За Вашу доброту, за мгновения, выбивающие из колеи, за мучительные и сладостные высоты бездумной чувственной радости, даже за боль падения… за всю Вас — целую Вашу тень, целую Ваши строчки… моя… (боже, каким диким парадоксом звучит это слово), конечно, нет — не моя Наташа.

Я не знаю, ответите ли Вы мне на это письмо. Но мне хочется спросить у Вас… проверить свое подсознание, которое меня мучило во время всех наших встреч…

Мне кажется… Нет — я уверен, что Вы так же боролись с безумными и смелыми желаниями обладания… И наравне со мной были участницей этой «благовоспитанной» творимой лжи.

И если это так, то я благословляю все свои муки. Вы почти признались мне в этом, но… не очень откровенно.

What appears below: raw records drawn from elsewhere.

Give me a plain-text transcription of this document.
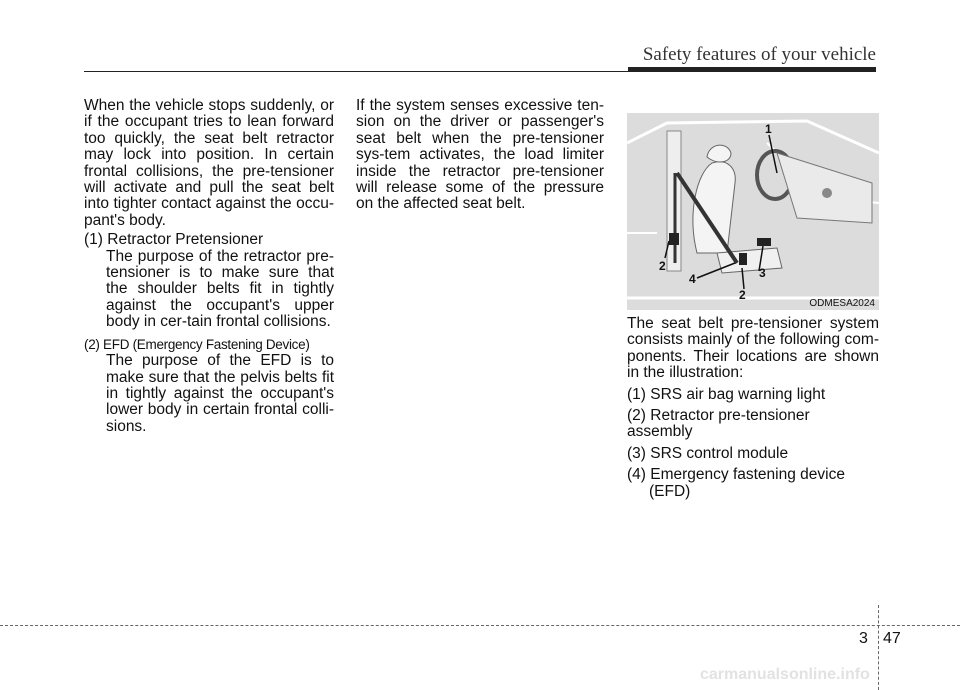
Safety features of your vehicle

When the vehicle stops suddenly, or if the occupant tries to lean forward too quickly, the seat belt retractor may lock into position. In certain frontal collisions, the pre-tensioner will activate and pull the seat belt into tighter contact against the occu-pant's body.

(1) Retractor Pretensioner

The purpose of the retractor pre-tensioner is to make sure that the shoulder belts fit in tightly against the occupant's upper body in cer-tain frontal collisions.

(2) EFD (Emergency Fastening Device)

The purpose of the EFD is to make sure that the pelvis belts fit in tightly against the occupant's lower body in certain frontal colli-sions.

If the system senses excessive ten-sion on the driver or passenger's seat belt when the pre-tensioner sys-tem activates, the load limiter inside the retractor pre-tensioner will release some of the pressure on the affected seat belt.

1
2
4	3
2
ODMESA2024

The seat belt pre-tensioner system consists mainly of the following com-ponents. Their locations are shown in the illustration:

(1) SRS air bag warning light

(2) Retractor pre-tensioner assembly

(3) SRS control module

(4) Emergency fastening device (EFD)

3 47
carmanualsonline.info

И если это так, то сознайтесь, что имею право обвинить Вас в жестокости и святотатском насилии над той чувственностью, ради которой стоит придавать жизни «интенсивности».

И вот теперь, когда я чувствую, что все эти закованные эмоции в той или другой форме выльются потоком нежнейшего сладострастия на другого, «имеющего право», мне хочется бить стекла, кричать и выть от безысходного отчаяния. От невозможности предотвращения… Это атавизм… — глухой «зов предков» — пусть так, и все же это ужасно.

Я, не зная его… даже не представляя его себе, молю судьбу, чтобы он хоть внешне имел на это право.

В остальное я не верю. Это ошибка. Это Ваша ошибка.

Все. — Больше писать не могу.

Переживать пережитое, аналитически разлагая глухие и смутные движения своих эмоций, было бы пыткой. Если Вы почувствовали в поезде себя подмененной и выбитой из колеи, то я остался опустошенным у могилы своей грустной любви, беспомощно и безнадежно взывающим к исчезнувшим мгновениям.

Влад. Усков.

Письмо отправлю завтра — 13/ VIII-го.

P. S. 15/VIII выезжаем в Днепрострой. Мой адрес будет: Днепропетровская область. г. Запорожье Летний театр, ул. Гоголя.

Гастроли Гос[ударственного] Больш[ого] Драм[атического] Театра им. [М.]Горького. Мне.

2

10/IX-33 г. Ленинград


Завтра 11/IX — ое, — день Вашего отъезда из Киева… День, когда я потерял Вас. Как видите, я уже в Ленинграде… дождь… холод… дела. Я думаю о Вас и завтра отслужу мрачную мессу в Вашу честь. В. У.

3

25/IX-33 г. Ленинград


Я получил Ваше письмо и был очень удивлен… Потом удивление прошло — понял, чем оно было вызвано. Нельзя, Наташа, до такой степени предаваться черной меланхолии. И вообще, что это за настроения — не московские?.

Все Ваши планы — вздор, а Ваши переоценки своих жизнеустановок — безобразие.

Откуда в Вас такое любовное культивирование своих отрицательнейших качеств?

Вы хотите убежать от себя?

-Невозможно. Никакая Монголия не спасет4. Она Вам осточертеет в десять раз быстрее, чем Москва, Киев или проч.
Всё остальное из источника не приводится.